Moholt admits it’s no secret that she took the skills she learned in the classroom to market Mal’s Fresh Produce.
“WVU feels different to me now that I graduated and I have a successful business here in Morgantown – it’s really special to me,” she said. “I learned a lot in college, but at the same time I didn’t know exactly what I wanted to do as a career. There are so many resources at WVU, especially within the Chambers College, that it makes me wish I would have started my business even as a student."
Professors and friends within WVU’s Morris L. Hayhurst LaunchLab, answered Moholt’s questions about entrepreneurship and supported her endeavors.
“There are so many students on campus who could start their own business if they just believe in themselves and take that first step.”
This past fall, Moholt had the opportunity to go back on campus, but this time, as a businesswoman selling her produce during the student farmers markets held on WVU’s downtown campus outside the Mountainlair.
Not only did she connect with students, but President E. Gordon Gee also congratulated her on her business success and thanked her for being a part of the market.
Although her store has seen success, Moholt is dreaming of new ideas each and every day.
“Mal’s Fresh Produce could become anything,” Moholt said. “It could remain a store, or it could be a food truck or a whole warehouse full of produce for wholesale for all of our local restaurants.”
In the future, Moholt said Mal’s Fresh Produce plans to join other farmers’ markets in town, as well as in Fairmont and Bridgeport.
She also aims to continue tightening up her business and hopes to provide an even better experience for the Morgantown community and surrounding area.

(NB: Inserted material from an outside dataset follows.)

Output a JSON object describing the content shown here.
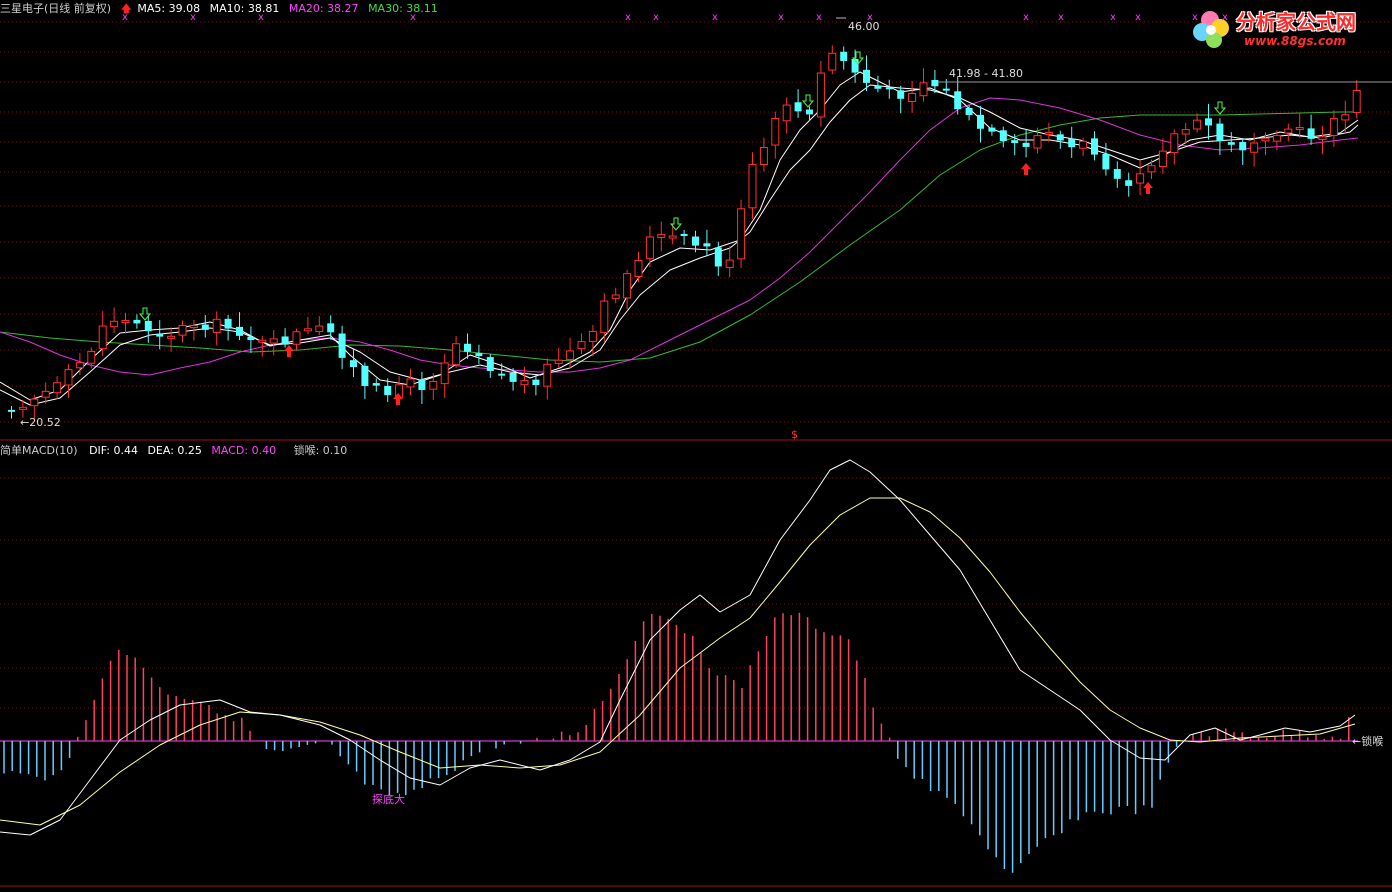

“I feel so blessed to be where I am in my life right now,” Moholt said. “My name is on the sign and it was just me making the decisions and putting in the work for a long time, but I hope to hire employees to not only help me manage the business side, but to also work with me on community outreach.”
When she’s not working, Moholt enjoys traveling outside of the country to relax on the beach and explore different cultures.
“I’ve connected with some really wonderful people and I’ve tasted a lot of great food,” Moholt said. “I love traveling because it’s a time when I can relax, but I’m also able to gather a lot of inspiration, creativity and motivation to start my next season at the store.”
As her customers anxiously await the spring opening of the store, Moholt is already behind the curtain planning something bigger and better – and more delicious.